To enable normalization, set bigram_normalization variable as following:

SET GLOBAL bigram_normalization="KC"

The argument is one of OFF, C, D, KC, KD and those are Unicode normalization forms(UAX#15). If you have a string that will use Unicode 3.2, bigram_unicode_version might be useful. The flag specifies the normalization based on Unicode 3.2.

SET GLOBAL bigram_unicode_version="3.2"

Boolean mode syntax

Most of the rules are the same with the built-in parser. There're some changes due to bigram algorithm.

You can escape a special character by prepending a backslash. If you want to use a backslash as a character, escape it with another backslash. Please be aware that you might experience backslashes are evaluated in the surrouding process for example, SQL command line to SQL server, or PHP interpreter to PHP string.

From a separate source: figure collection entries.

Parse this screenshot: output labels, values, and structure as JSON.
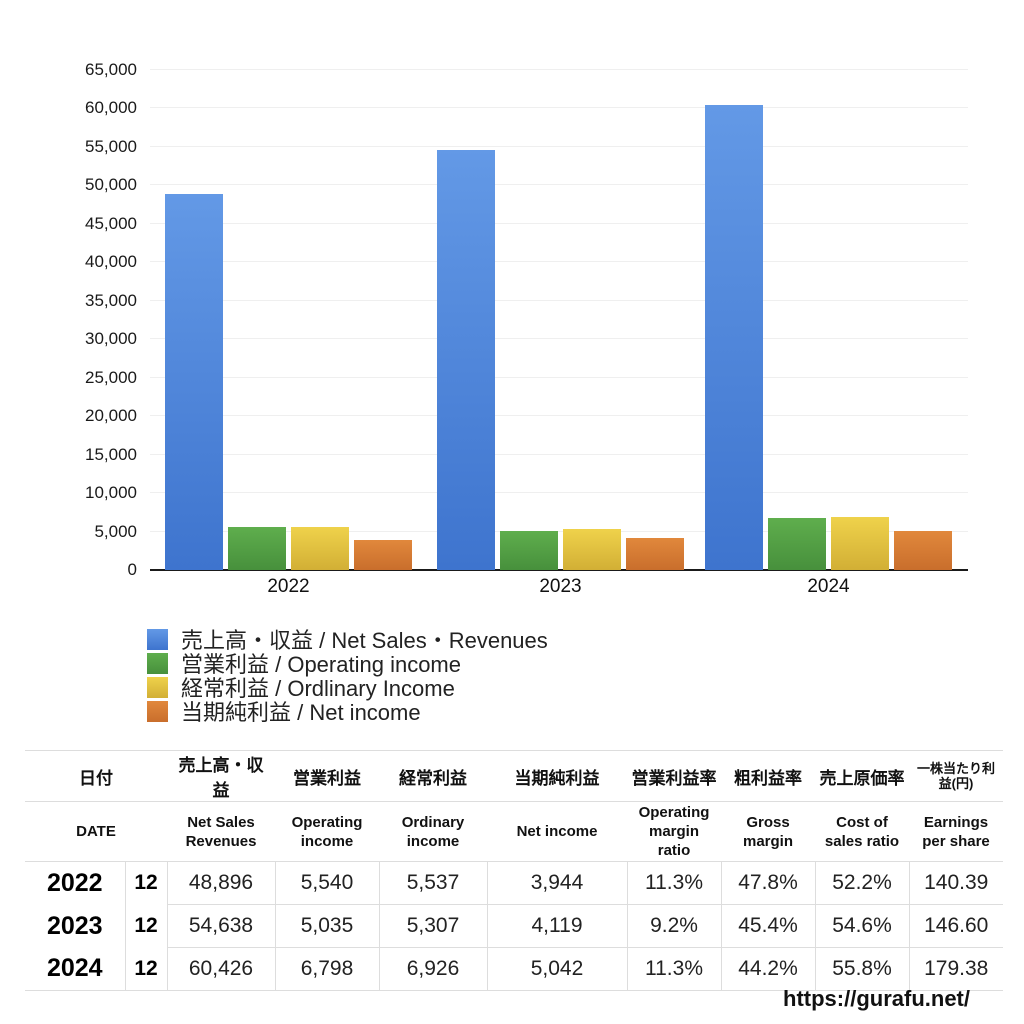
{
  "chart_data": {
    "type": "bar",
    "title": "",
    "categories": [
      "2022",
      "2023",
      "2024"
    ],
    "series": [
      {
        "name": "売上高・収益 / Net Sales・Revenues",
        "values": [
          48896,
          54638,
          60426
        ],
        "color_top": "#6399E6",
        "color_bottom": "#3E74CE"
      },
      {
        "name": "営業利益 / Operating income",
        "values": [
          5540,
          5035,
          6798
        ],
        "color_top": "#5FAE4D",
        "color_bottom": "#47903C"
      },
      {
        "name": "経常利益 / Ordlinary Income",
        "values": [
          5537,
          5307,
          6926
        ],
        "color_top": "#EFD24B",
        "color_bottom": "#D2AF35"
      },
      {
        "name": "当期純利益 / Net income",
        "values": [
          3944,
          4119,
          5042
        ],
        "color_top": "#E1883C",
        "color_bottom": "#C96E2C"
      }
    ],
    "xlabel": "",
    "ylabel": "",
    "ylim": [
      0,
      65000
    ],
    "ytick_step": 5000,
    "ytick_labels": [
      "0",
      "5,000",
      "10,000",
      "15,000",
      "20,000",
      "25,000",
      "30,000",
      "35,000",
      "40,000",
      "45,000",
      "50,000",
      "55,000",
      "60,000",
      "65,000"
    ],
    "grid": "horizontal",
    "legend_position": "bottom-left"
  },
  "table": {
    "headers_jp": [
      "日付",
      "売上高・収益",
      "営業利益",
      "経常利益",
      "当期純利益",
      "営業利益率",
      "粗利益率",
      "売上原価率",
      "一株当たり利益(円)"
    ],
    "headers_en": [
      "DATE",
      "Net Sales Revenues",
      "Operating income",
      "Ordinary income",
      "Net income",
      "Operating margin ratio",
      "Gross margin",
      "Cost of sales ratio",
      "Earnings per share"
    ],
    "rows": [
      {
        "year": "2022",
        "month": "12",
        "values": [
          "48,896",
          "5,540",
          "5,537",
          "3,944",
          "11.3%",
          "47.8%",
          "52.2%",
          "140.39"
        ]
      },
      {
        "year": "2023",
        "month": "12",
        "values": [
          "54,638",
          "5,035",
          "5,307",
          "4,119",
          "9.2%",
          "45.4%",
          "54.6%",
          "146.60"
        ]
      },
      {
        "year": "2024",
        "month": "12",
        "values": [
          "60,426",
          "6,798",
          "6,926",
          "5,042",
          "11.3%",
          "44.2%",
          "55.8%",
          "179.38"
        ]
      }
    ]
  },
  "footer": {
    "url": "https://gurafu.net/"
  }
}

mysql> CREATE TABLE bi (c TEXT, FULLTEXT(c) WITH PARSER bigram);
Query OK, 0 rows affected (0.00 sec)

mysql> INSERT INTO bi VALUES("ab d +ef");
Query OK, 1 row affected (0.00 sec)

mysql> SELECT * FROM bi WHERE MATCH(c) AGAINST('+b\\ d' IN BOOLEAN MODE);
+----------+
| c        |
+----------+
| ab d +ef |
+----------+
1 row in set (0.00 sec)

mysql> SELECT * FROM bi WHERE MATCH(c) AGAINST('+d\\ \\+e' IN BOOLEAN MODE);
+----------+
| c        |
+----------+
| ab d +ef |
+----------+
1 row in set (0.00 sec)

The double-quote " character creates a simple single string. You can include white spaces or backslashes in it. With bigram parser, querying is always a phrase query against bigram token stream.

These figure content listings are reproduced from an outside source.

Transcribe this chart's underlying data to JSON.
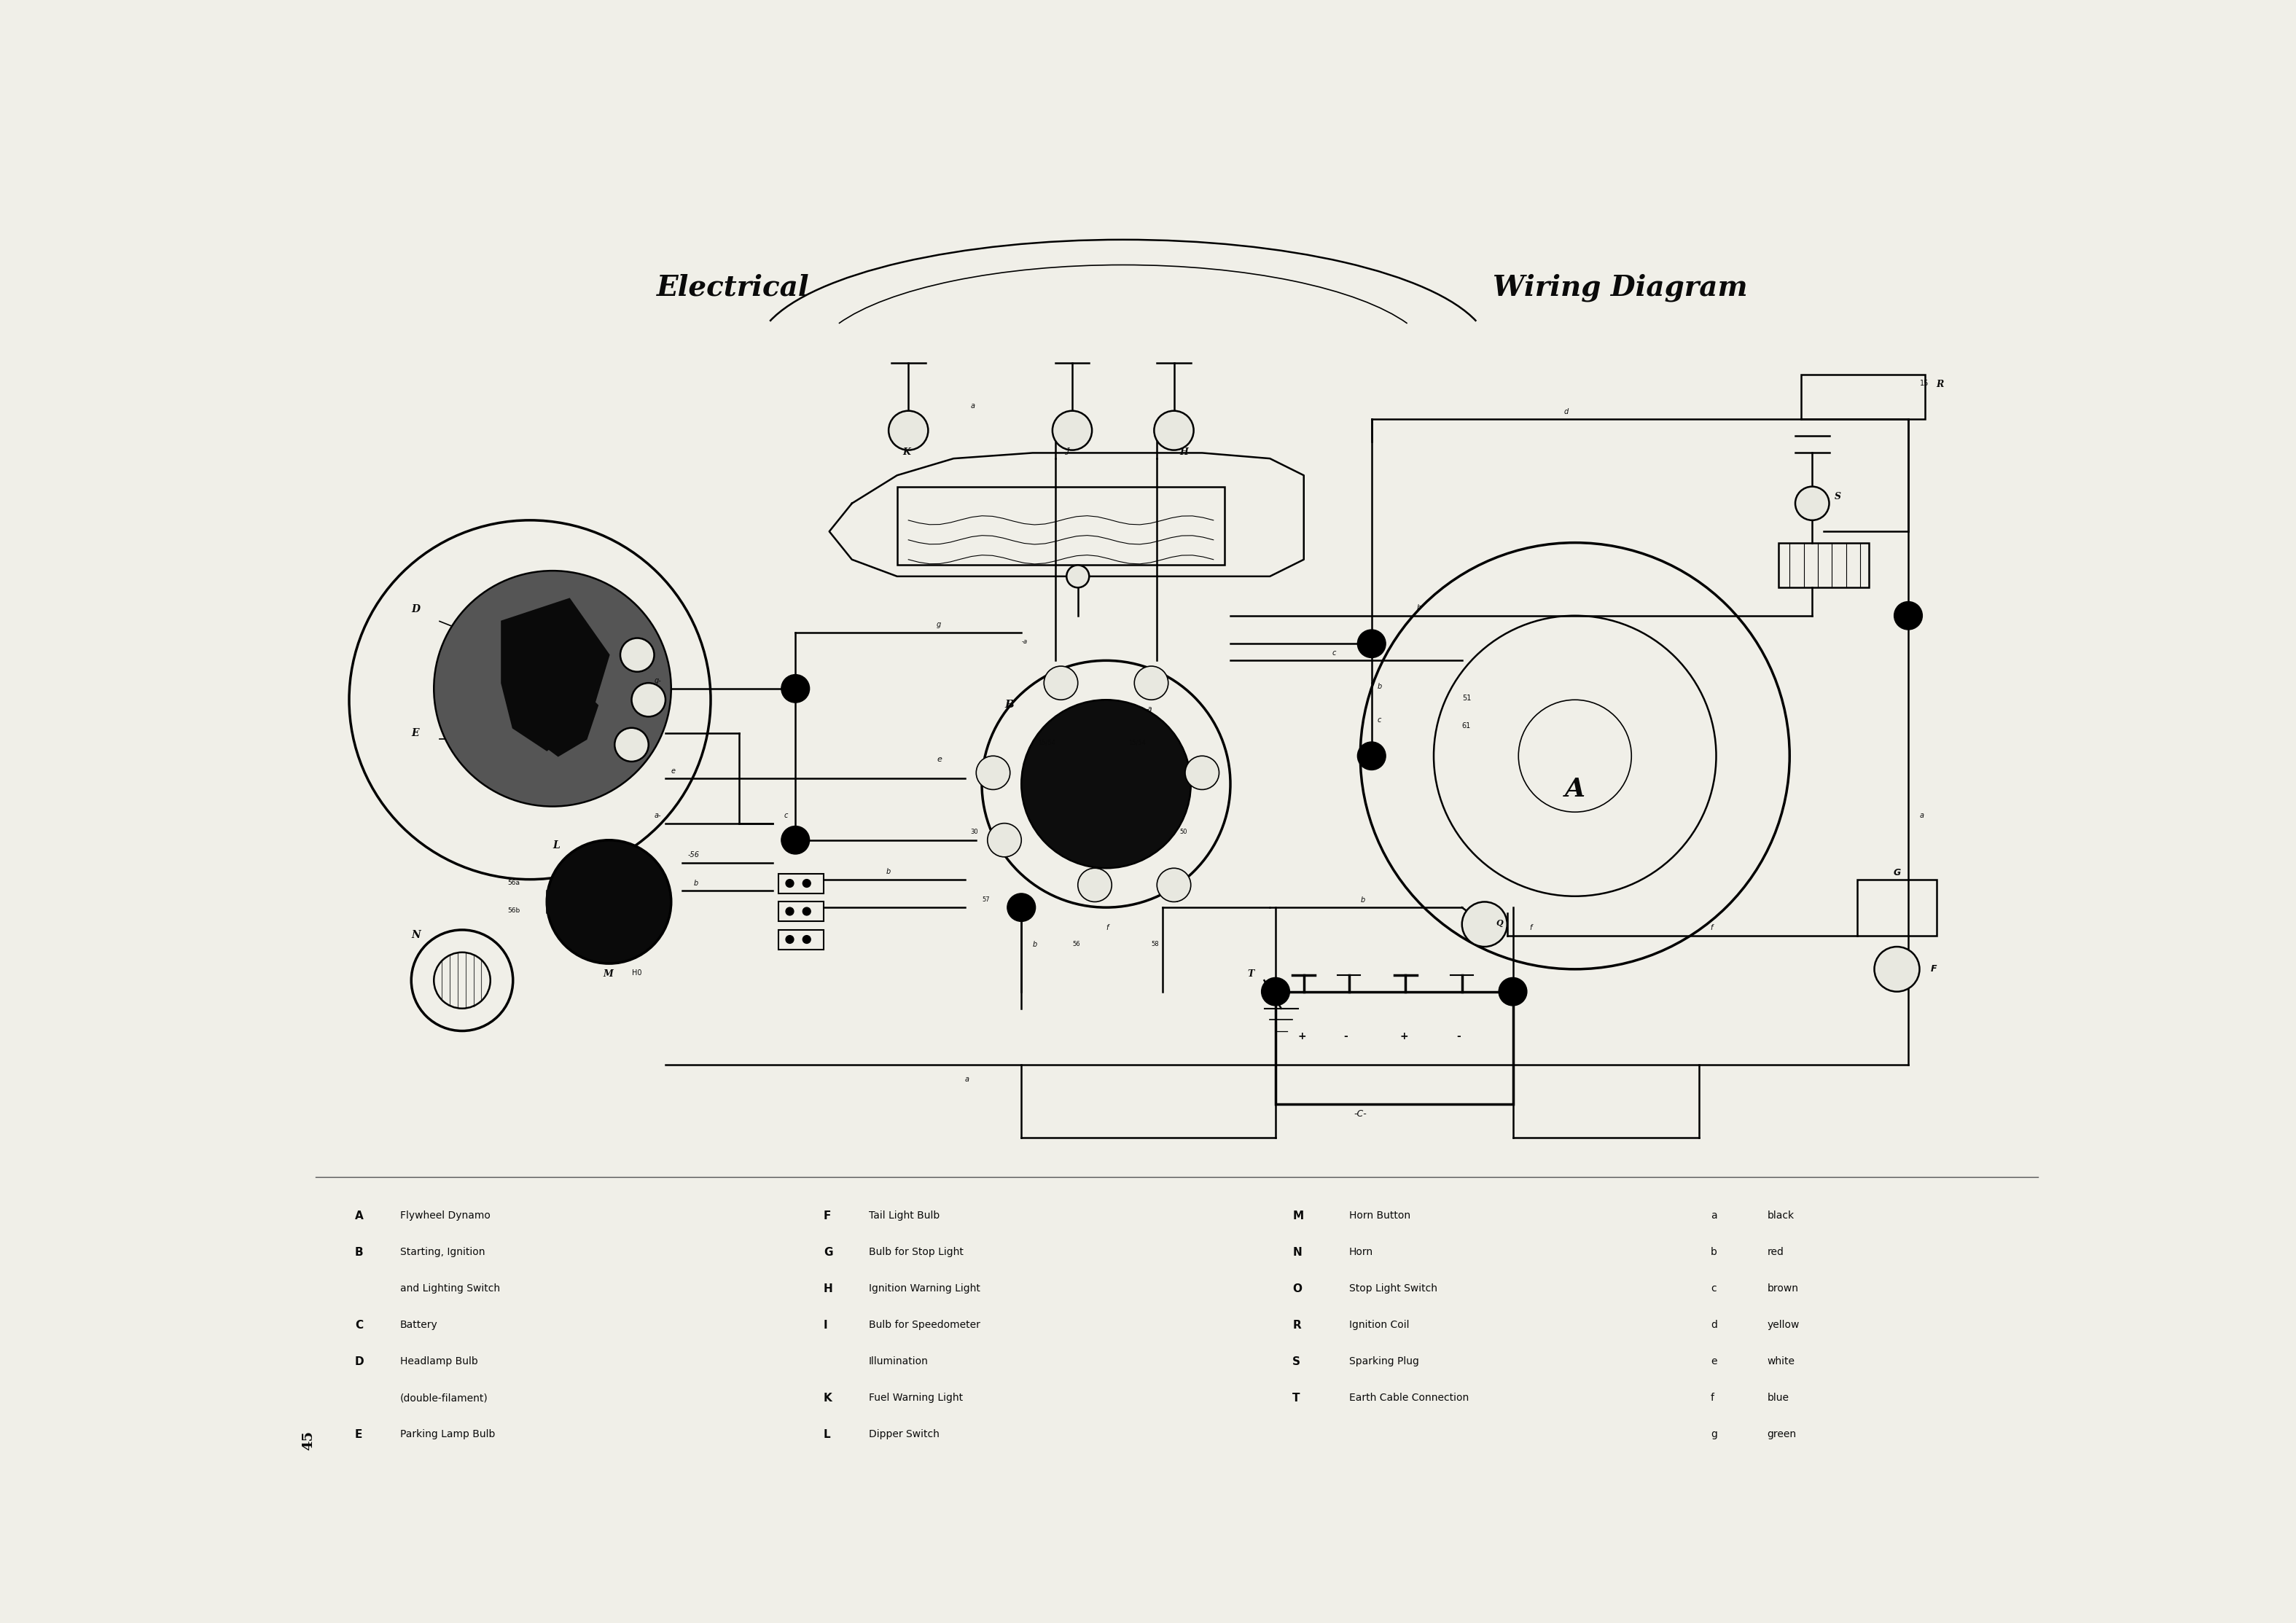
{
  "title_left": "Electrical",
  "title_right": "Wiring Diagram",
  "bg_color": "#f0efe8",
  "text_color": "#0a0a0a",
  "page_num": "45",
  "legend_col1": [
    [
      "A",
      "Flywheel Dynamo"
    ],
    [
      "B",
      "Starting, Ignition"
    ],
    [
      "",
      "and Lighting Switch"
    ],
    [
      "C",
      "Battery"
    ],
    [
      "D",
      "Headlamp Bulb"
    ],
    [
      "",
      "(double-filament)"
    ],
    [
      "E",
      "Parking Lamp Bulb"
    ]
  ],
  "legend_col2": [
    [
      "F",
      "Tail Light Bulb"
    ],
    [
      "G",
      "Bulb for Stop Light"
    ],
    [
      "H",
      "Ignition Warning Light"
    ],
    [
      "I",
      "Bulb for Speedometer"
    ],
    [
      "",
      "Illumination"
    ],
    [
      "K",
      "Fuel Warning Light"
    ],
    [
      "L",
      "Dipper Switch"
    ]
  ],
  "legend_col3": [
    [
      "M",
      "Horn Button"
    ],
    [
      "N",
      "Horn"
    ],
    [
      "O",
      "Stop Light Switch"
    ],
    [
      "R",
      "Ignition Coil"
    ],
    [
      "S",
      "Sparking Plug"
    ],
    [
      "T",
      "Earth Cable Connection"
    ]
  ],
  "legend_col4": [
    [
      "a",
      "black"
    ],
    [
      "b",
      "red"
    ],
    [
      "c",
      "brown"
    ],
    [
      "d",
      "yellow"
    ],
    [
      "e",
      "white"
    ],
    [
      "f",
      "blue"
    ],
    [
      "g",
      "green"
    ]
  ]
}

mysql> CREATE TABLE bi (c TEXT, FULLTEXT(c) WITH PARSER bigram);
Query OK, 0 rows affected (0.00 sec)

mysql> INSERT INTO bi VALUES("ab def");
Query OK, 1 row affected (0.00 sec)

mysql> SELECT * FROM bi WHERE MATCH(c) AGAINST('+"b d"' IN BOOLEAN MODE);
+--------+
| c      |
+--------+
| ab def |
+--------+
1 row in set (0.00 sec)

The truncation operator * is disabled in bigram parser. The length of the indexed string is always 2 in bigram parser. The truncation operator might work only with a string shorter than 2 chars, but it is confusing, and thus disabled.